Learned feature representations are biased by complexity, learning order, position, and more
Andrew Kyle Lampinen, Stephanie C. Y. Chan, Katherine Hermann
TL;DR
The paper examines how gradient-based learning biases internal representations toward certain features, even when multiple features contribute equally to computation. By training MLPs, Transformers, and CNNs on controlled, independent features and measuring variance explained via linear regressions, it shows systematic biases toward simpler, earlier-learned, or more prevalent features. It demonstrates causally that these biases influence interpretability tools (e.g., RSA, PCA visualizations) and downstream task performance, complicating cross-system comparisons between models and brains. The work highlights the need to account for learning dynamics and feature properties when inferring computations from representations and suggests directions for more faithful interpretability methods.
Abstract
Representation learning, and interpreting learned representations, are key areas of focus in machine learning and neuroscience. Both fields generally use representations as a means to understand or improve a system's computations. In this work, however, we explore surprising dissociations between representation and computation that may pose challenges for such efforts. We create datasets in which we attempt to match the computational role that different features play, while manipulating other properties of the features or the data.
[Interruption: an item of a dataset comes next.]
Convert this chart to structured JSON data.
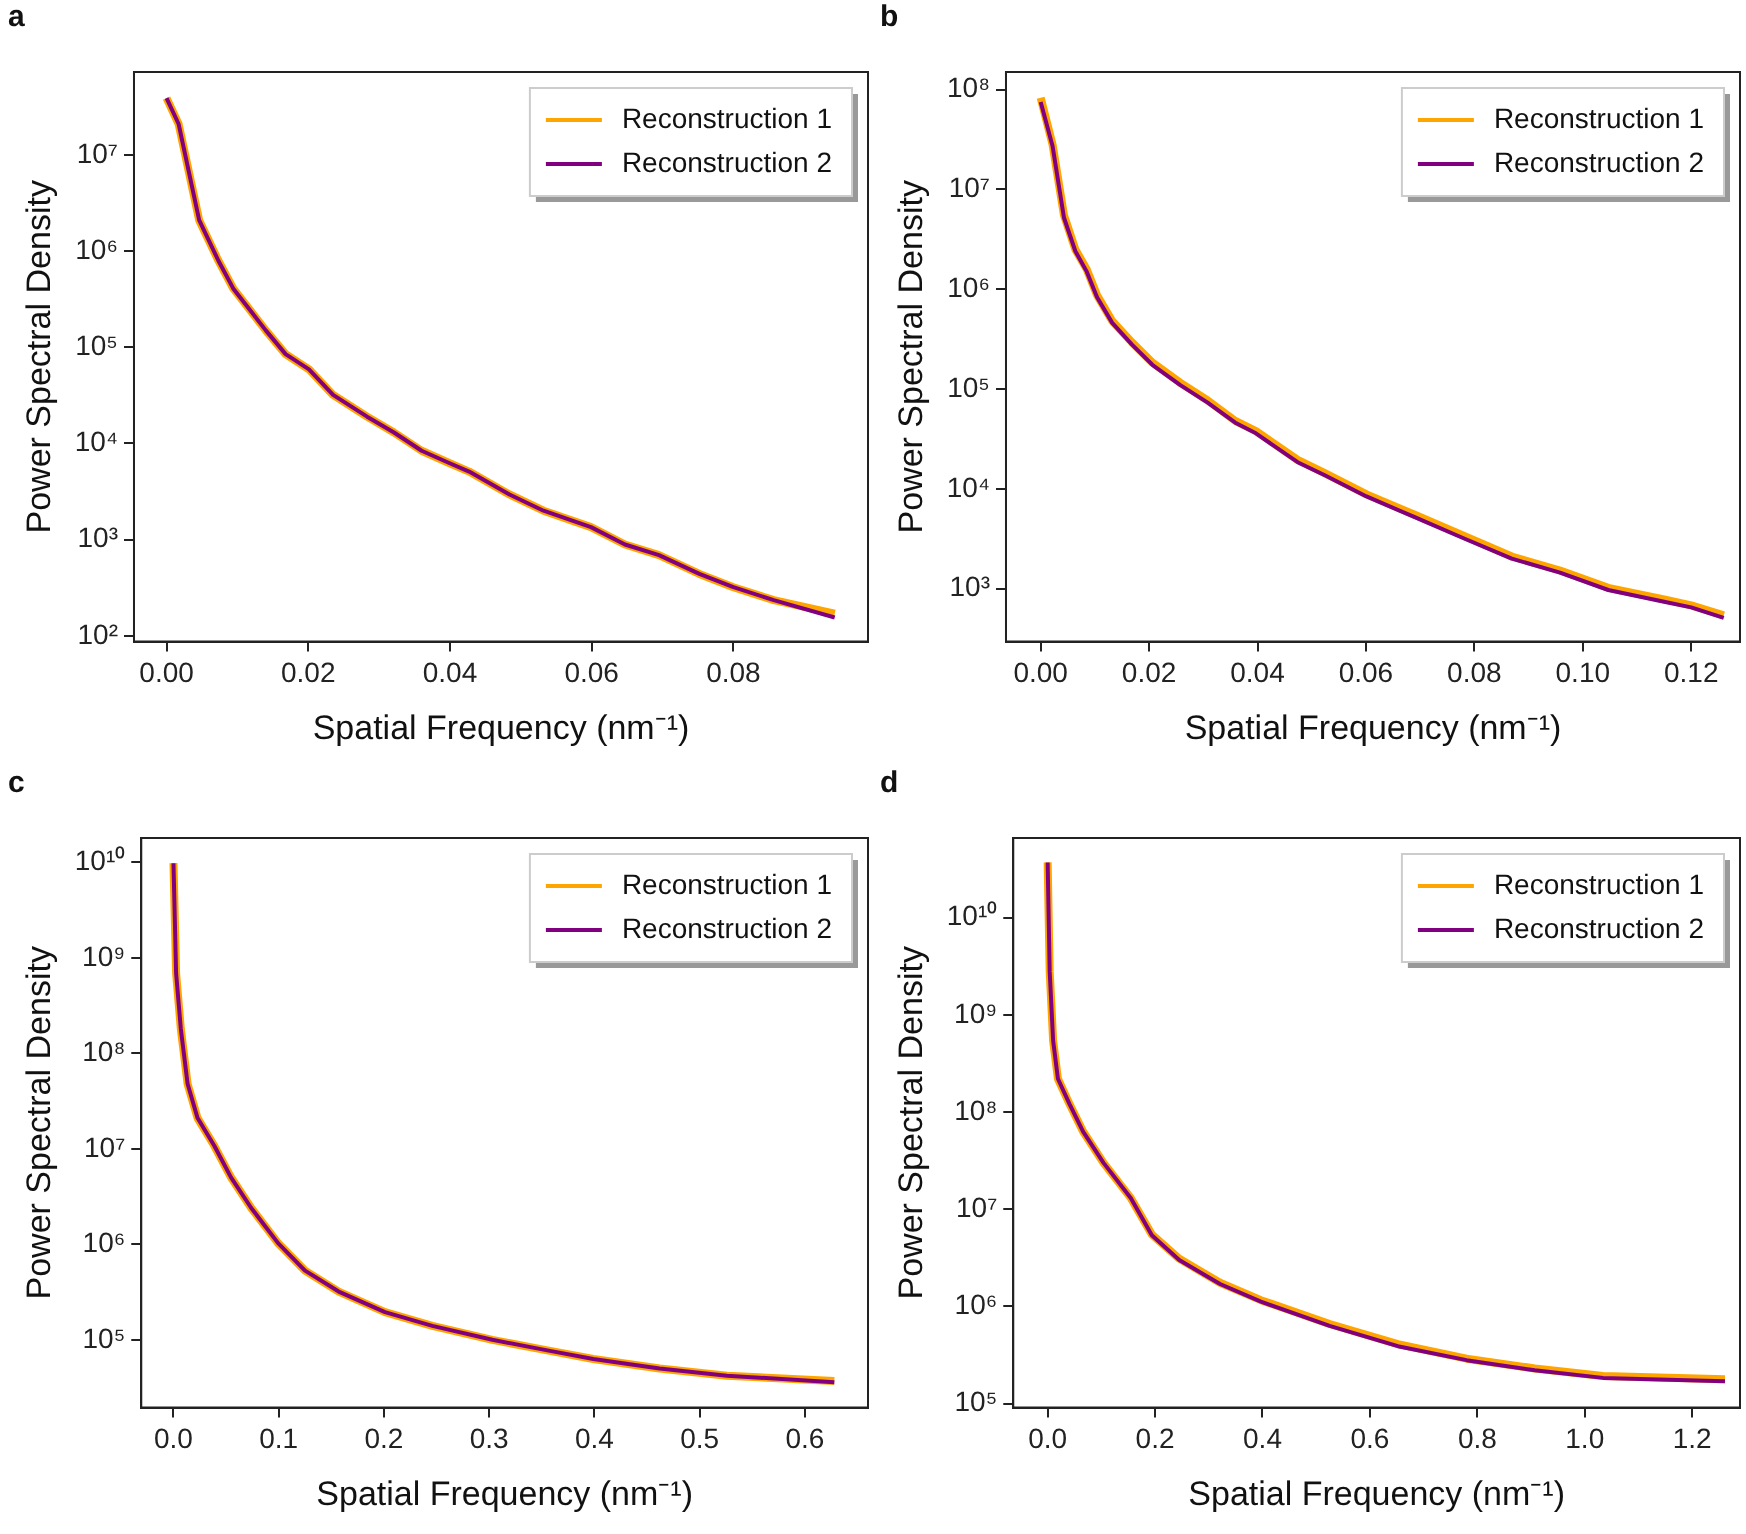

We train various deep learning architectures to compute these multiple abstract features about their inputs. We find that their learned feature representations are systematically biased towards representing some features more strongly than others, depending upon extraneous properties such as feature complexity, the order in which features are learned, and the distribution of features over the inputs. For example, features that are simpler to compute or learned first tend to be represented more strongly and densely than features that are more complex or learned later, even if all features are learned equally well. We also explore how these biases are affected by architectures, optimizers, and training regimes (e.g., in transformers, features decoded earlier in the output sequence also tend to be represented more strongly). Our results help to characterize the inductive biases of gradient-based representation learning. We then illustrate the downstream effects of these biases on various commonly-used methods for analyzing or intervening on representations. These results highlight a key challenge for interpretability $-$ or for comparing the representations of models and brains $-$ disentangling extraneous biases from the computationally important aspects of a system's internal representations.